Where There’s Fire, There’s Smoke

Missoula, Mont. - As wildfires continue to burn across the western United States and Canada, the inevitable by-product—smoke—of those fires continues to clog our blue skies. Smoke is natural consequence of wildland fires, but it can pose a potential risk to health, visibility, safety, and general nuisance problems. 

Although smoke mitigation is considered in wildfire management tactics, many of the factors that create the smoky skies are beyond fire managers’ control, including topography, fuel accumulations where the fire is burning, and weather conditions. During long duration or high impact smoky wildfires, fire managers may request an Air Resource Advisor to assist in addressing public concerns and help coordinate an interagency effort to reduce public exposure to smoke. Also, fire managers may choose to order air monitoring stations for specific communities near a wildfire, to get real-time updates on air quality levels.

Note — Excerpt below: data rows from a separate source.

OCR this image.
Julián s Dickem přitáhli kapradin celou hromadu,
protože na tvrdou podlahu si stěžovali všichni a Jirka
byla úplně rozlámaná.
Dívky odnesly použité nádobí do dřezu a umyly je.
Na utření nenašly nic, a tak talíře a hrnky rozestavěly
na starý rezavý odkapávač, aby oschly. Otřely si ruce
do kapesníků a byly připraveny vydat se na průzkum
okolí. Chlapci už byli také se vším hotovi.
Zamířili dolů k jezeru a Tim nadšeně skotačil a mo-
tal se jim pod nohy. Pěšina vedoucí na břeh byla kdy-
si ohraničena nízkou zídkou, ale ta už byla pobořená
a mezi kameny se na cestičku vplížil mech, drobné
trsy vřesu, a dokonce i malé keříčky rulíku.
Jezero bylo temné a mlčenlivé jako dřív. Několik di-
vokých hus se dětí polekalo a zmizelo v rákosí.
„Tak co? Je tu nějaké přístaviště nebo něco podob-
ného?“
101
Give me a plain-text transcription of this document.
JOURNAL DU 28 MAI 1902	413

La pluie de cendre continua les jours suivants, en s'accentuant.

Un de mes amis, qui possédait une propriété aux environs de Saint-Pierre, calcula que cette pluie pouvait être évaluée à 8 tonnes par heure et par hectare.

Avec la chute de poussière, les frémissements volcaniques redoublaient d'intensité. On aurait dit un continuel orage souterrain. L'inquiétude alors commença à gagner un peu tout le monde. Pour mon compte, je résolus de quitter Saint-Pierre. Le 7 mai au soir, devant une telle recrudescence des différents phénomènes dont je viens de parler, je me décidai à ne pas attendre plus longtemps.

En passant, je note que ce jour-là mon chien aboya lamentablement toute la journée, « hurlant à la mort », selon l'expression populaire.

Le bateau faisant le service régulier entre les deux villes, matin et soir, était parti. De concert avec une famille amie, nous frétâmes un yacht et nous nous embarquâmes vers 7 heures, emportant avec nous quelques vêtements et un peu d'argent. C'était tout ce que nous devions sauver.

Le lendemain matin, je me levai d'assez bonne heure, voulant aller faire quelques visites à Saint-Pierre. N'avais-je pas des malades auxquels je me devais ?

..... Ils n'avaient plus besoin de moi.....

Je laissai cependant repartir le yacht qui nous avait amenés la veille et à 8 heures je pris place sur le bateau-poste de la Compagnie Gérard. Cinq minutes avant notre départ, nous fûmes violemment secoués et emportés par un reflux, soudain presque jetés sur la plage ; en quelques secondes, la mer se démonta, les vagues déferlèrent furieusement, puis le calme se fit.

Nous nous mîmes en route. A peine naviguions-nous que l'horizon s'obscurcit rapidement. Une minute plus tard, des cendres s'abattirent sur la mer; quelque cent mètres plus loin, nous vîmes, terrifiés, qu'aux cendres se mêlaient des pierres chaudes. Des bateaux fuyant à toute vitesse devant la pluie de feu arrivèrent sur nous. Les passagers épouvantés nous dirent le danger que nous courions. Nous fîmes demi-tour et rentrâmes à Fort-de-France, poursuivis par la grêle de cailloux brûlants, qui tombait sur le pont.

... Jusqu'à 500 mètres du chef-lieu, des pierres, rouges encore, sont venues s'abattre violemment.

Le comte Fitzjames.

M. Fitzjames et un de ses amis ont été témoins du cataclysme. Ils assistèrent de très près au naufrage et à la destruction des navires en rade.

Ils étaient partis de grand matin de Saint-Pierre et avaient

When heavy smoke is present, those who are more vulnerable should take precautions such as staying inside and avoiding prolonged outside activity to minimize direct exposure to the smoke. If neither of those options work, the individual should contact their health care provider for further recommendations. Smoke conditions and air quality levels can change often. It’s important that people recognize the potential for smoke to impact their daily activities, and make contingency plans if heavy smoke occurs. 

For current and predicted air quality levels, people can visit their county health department, or any of the following websites: 

Smoke can also reduce visibility on roadways, so drivers should exercise extreme caution when driving in smoky, low visibility conditions.